Un legado que vuelve a latir y una ciudad que lo reclama
El Hospital San Juan de Dios, emblema de la atención médica y del servicio público en Colombia, ha representado durante décadas un punto de referencia arquitectónico, cultural y sanitario. Su clausura generó un profundo vacío emocional y asistencial en amplios sectores de Bogotá, en especial entre las comunidades de menores recursos que recibían allí atención inmediata. En la actualidad, el Gobierno y el Distrito buscan dejar atrás la mera formulación de diagnósticos y avanzar hacia medidas concretas: impulsar una reapertura progresiva que articule la recuperación del patrimonio con la reactivación de servicios fundamentales.
La nueva hoja de ruta surge de mesas técnicas, visitas de campo y evaluaciones clínicas y de infraestructura que aterrizan en un cronograma realista. No se trata de abrir por abrir, sino de garantizar que cada área cumpla con normas de habilitación, protocolos de seguridad del paciente y criterios de bioseguridad. En paralelo, se prioriza la actualización de redes de servicios públicos, la adecuación de espacios críticos y la integración con la red hospitalaria del Distrito, para evitar duplicidades y asegurar continuidad de la atención.
El compromiso institucional se fundamenta en una lógica de corresponsabilidad: mientras el Gobierno nacional dirige los aspectos normativos, los esquemas de financiación y los lineamientos de habilitación, el Distrito se encarga de la operación, del talento humano y de coordinarse con los prestadores ya establecidos. Este funcionamiento conjunto pretende que el San Juan de Dios aporte capacidades justo donde son más requeridas, evitando generar desequilibrios en el resto del sistema.
Fases de reapertura con énfasis en urgencias, atención materno-infantil y cuidado primario
La ruta diseñada prioriza servicios con alto impacto social y rápido despliegue. En primer lugar, se proyecta la habilitación de un nodo de urgencias con triaje estructurado, observación y estabilización, enlazado con la red de ambulancias del Distrito y con los hospitales de referencia para traslados de alta complejidad. Este primer paso permitirá descongestionar picos de demanda en temporadas de alta circulación respiratoria o eventos masivos, a la vez que devuelve al complejo hospitalario su vocación de puerta de entrada al sistema.

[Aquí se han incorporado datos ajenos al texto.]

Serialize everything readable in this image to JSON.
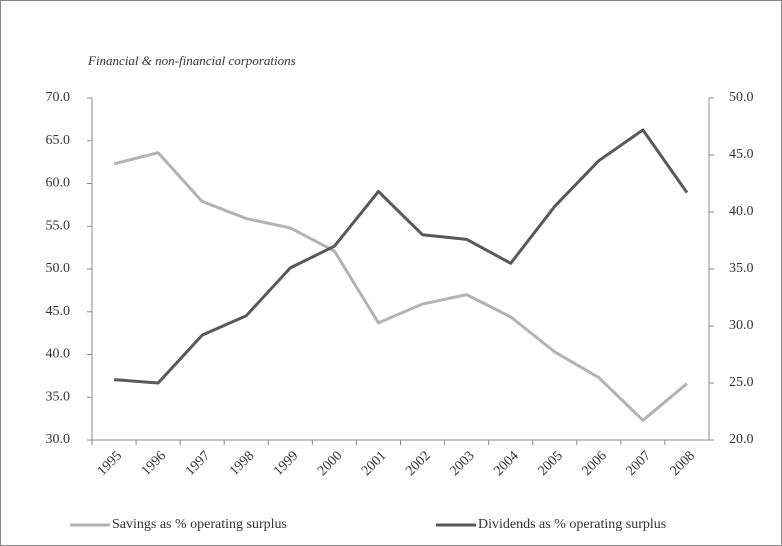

En paralelo, se planifica la reactivación de consulta externa en medicina general y especialidades básicas —pediatría, ginecobstetricia, medicina interna— con enfoque de riesgo y coordinación estrecha con el primer nivel de atención. La meta es evitar que patologías controlables escalen a hospitalizaciones innecesarias, fortaleciendo la prevención y el seguimiento de enfermedades crónicas. En el frente materno-infantil, la idea es recuperar capacidad obstétrica segura, con salas de parto humanizado y enlace a unidades neonatales en la red si se requiere mayor complejidad.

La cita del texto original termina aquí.